Introduction to target detection data labeling format and tool software

1. Data annotation format

There are actually three commonly used target detection data formats, one is Pascal VOC format, the other is COCO format, and the last one is YOLO format. The data annotation format corresponds to the data loading requirements of the training framework. For example, paddledetection and mmdetection support COCO format and Pascal VOC format, and the yolo series target detection framework supports data in yolo format.

1.1.Pascal VOC format

background

Pascal VOC itself is a competition that started in 2005 and lasted in 2012. The content of the competition includes object classification, target detection, object segmentation, Human Layout, and behavior classification. The data set it uses is the Pascal VOC data set, and the main data sets are Pascal VOC2007 and Pascal VOC2012. The organization form of Pascal VOC data set is called Pascal VOC format.

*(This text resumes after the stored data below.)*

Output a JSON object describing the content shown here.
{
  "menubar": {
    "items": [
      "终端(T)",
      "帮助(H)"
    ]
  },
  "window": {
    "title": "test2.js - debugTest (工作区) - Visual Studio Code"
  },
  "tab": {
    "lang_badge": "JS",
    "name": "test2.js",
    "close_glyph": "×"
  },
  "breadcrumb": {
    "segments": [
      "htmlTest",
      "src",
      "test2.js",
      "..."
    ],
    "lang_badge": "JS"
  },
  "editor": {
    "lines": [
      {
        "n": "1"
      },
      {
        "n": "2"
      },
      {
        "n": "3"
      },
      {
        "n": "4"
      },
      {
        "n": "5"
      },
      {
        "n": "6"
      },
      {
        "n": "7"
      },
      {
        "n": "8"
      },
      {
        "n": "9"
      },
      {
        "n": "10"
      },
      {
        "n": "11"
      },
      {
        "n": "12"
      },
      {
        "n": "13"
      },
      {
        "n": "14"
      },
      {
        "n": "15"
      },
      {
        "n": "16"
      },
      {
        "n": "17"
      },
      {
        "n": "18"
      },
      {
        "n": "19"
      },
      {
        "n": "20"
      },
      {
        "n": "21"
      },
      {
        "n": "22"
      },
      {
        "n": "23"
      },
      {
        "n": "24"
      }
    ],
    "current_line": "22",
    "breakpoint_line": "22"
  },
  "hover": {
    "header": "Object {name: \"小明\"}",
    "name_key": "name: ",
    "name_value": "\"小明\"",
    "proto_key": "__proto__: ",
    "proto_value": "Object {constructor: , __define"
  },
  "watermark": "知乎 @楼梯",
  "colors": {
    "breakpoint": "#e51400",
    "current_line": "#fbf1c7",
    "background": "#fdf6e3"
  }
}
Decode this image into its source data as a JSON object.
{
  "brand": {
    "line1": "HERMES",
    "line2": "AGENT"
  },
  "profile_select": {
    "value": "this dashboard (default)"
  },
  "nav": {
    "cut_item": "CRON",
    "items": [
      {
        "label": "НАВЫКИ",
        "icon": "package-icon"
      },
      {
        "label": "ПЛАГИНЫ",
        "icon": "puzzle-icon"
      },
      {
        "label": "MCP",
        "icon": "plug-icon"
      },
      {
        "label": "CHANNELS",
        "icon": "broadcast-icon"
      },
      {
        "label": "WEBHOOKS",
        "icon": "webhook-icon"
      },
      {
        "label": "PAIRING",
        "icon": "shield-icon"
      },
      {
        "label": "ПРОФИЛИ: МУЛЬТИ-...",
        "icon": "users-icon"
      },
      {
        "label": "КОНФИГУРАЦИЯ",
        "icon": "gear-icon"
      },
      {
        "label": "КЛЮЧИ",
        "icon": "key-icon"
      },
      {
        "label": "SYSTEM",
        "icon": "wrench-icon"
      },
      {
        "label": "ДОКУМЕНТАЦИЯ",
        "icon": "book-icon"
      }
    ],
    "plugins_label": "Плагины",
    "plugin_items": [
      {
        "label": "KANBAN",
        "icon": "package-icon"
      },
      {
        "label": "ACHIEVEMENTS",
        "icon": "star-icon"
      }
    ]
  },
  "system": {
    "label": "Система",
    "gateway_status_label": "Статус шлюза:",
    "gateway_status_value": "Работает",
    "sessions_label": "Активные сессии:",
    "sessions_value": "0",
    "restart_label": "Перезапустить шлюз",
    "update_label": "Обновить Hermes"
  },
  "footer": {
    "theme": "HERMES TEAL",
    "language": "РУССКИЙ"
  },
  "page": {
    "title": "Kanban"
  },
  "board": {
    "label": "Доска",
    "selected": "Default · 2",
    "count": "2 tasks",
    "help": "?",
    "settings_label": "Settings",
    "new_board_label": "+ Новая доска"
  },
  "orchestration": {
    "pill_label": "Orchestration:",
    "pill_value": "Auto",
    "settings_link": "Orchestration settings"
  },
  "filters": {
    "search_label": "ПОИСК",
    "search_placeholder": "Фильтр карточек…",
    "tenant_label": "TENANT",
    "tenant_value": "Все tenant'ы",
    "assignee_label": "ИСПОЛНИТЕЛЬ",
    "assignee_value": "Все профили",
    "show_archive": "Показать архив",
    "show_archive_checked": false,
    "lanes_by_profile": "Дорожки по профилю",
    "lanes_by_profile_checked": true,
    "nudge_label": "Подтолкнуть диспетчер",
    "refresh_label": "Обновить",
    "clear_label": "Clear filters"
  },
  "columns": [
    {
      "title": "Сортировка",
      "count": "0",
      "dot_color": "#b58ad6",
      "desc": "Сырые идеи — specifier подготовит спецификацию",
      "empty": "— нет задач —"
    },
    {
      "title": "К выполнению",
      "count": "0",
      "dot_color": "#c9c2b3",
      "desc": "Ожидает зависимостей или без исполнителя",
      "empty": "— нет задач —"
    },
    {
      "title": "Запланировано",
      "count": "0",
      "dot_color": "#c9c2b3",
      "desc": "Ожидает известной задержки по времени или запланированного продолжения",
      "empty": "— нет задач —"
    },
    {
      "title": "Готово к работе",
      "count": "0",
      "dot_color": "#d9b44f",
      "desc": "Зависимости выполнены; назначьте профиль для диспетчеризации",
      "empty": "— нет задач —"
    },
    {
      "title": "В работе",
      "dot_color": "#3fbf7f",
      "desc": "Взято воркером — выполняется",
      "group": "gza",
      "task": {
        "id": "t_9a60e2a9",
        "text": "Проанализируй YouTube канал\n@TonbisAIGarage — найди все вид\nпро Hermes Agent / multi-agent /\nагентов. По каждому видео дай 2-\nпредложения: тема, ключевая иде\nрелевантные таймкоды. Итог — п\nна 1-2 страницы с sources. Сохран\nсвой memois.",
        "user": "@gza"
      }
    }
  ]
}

Data format and data representation

(1) The data in Pascal VOC format consists of three folders: JPEGImages, Annotations, and ImageSets/Main.
Insert image description here

(2) JPEGImages is used to store all images;
(3) Annotations is used to store corresponding annotation files (one image corresponds to an annotation file), usually xml annotations. Note: In the paddleseg framework, when doing semantic segmentation, image annotations in png format are stored in the Annotations directory; (4
) train.txt, val.txt, test.txt, trainval.txt are stored in ImageSets/Main (that is, for partitioning of the data set).
(5) train.txt, val.txt, test.txt, and trainval.txt respectively specify which images are used as training set, verification set, test set, and training verification set (training set + verification set). In each txt, each line is the name of an image (without extension, if cat10086.jpg is selected as the training set, then a certain line in train.txt will be cat10086)
Insert image description here
Insert image description here

The format of the information in Xml is as shown below:
Insert image description here

data-backed framework

Mmdetection, paddledetection and other mainstream target detection frameworks

1.2.COCO format

background

COCO is first a large-scale benchmark data set for target detection built by Microsoft, and its data format is called coco format. It supports detection, segmentation, key point estimation and other tasks. Coco datasets currently use the COCO2017 dataset, and the data address is COCO - Common Objects in Context (cocodataset.org).
Basic generation process:
Three folders need to be created: train, val, annotations. Among them, train and val store training images and verification images respectively, and annotations store annotations. Unlike VOC, where one image corresponds to an annotation file, COCO's annotation file is that the annotations of all images in a subdirectory are saved in a json file ( That is, the labels of all data in the dataset are stored in a json file). All images under train2017 correspond to one instance_train.json, and all images under val correspond to one instance_val.json.
It can be found that if directly labeled into COCO format, the training set and verification set must be divided before labeling.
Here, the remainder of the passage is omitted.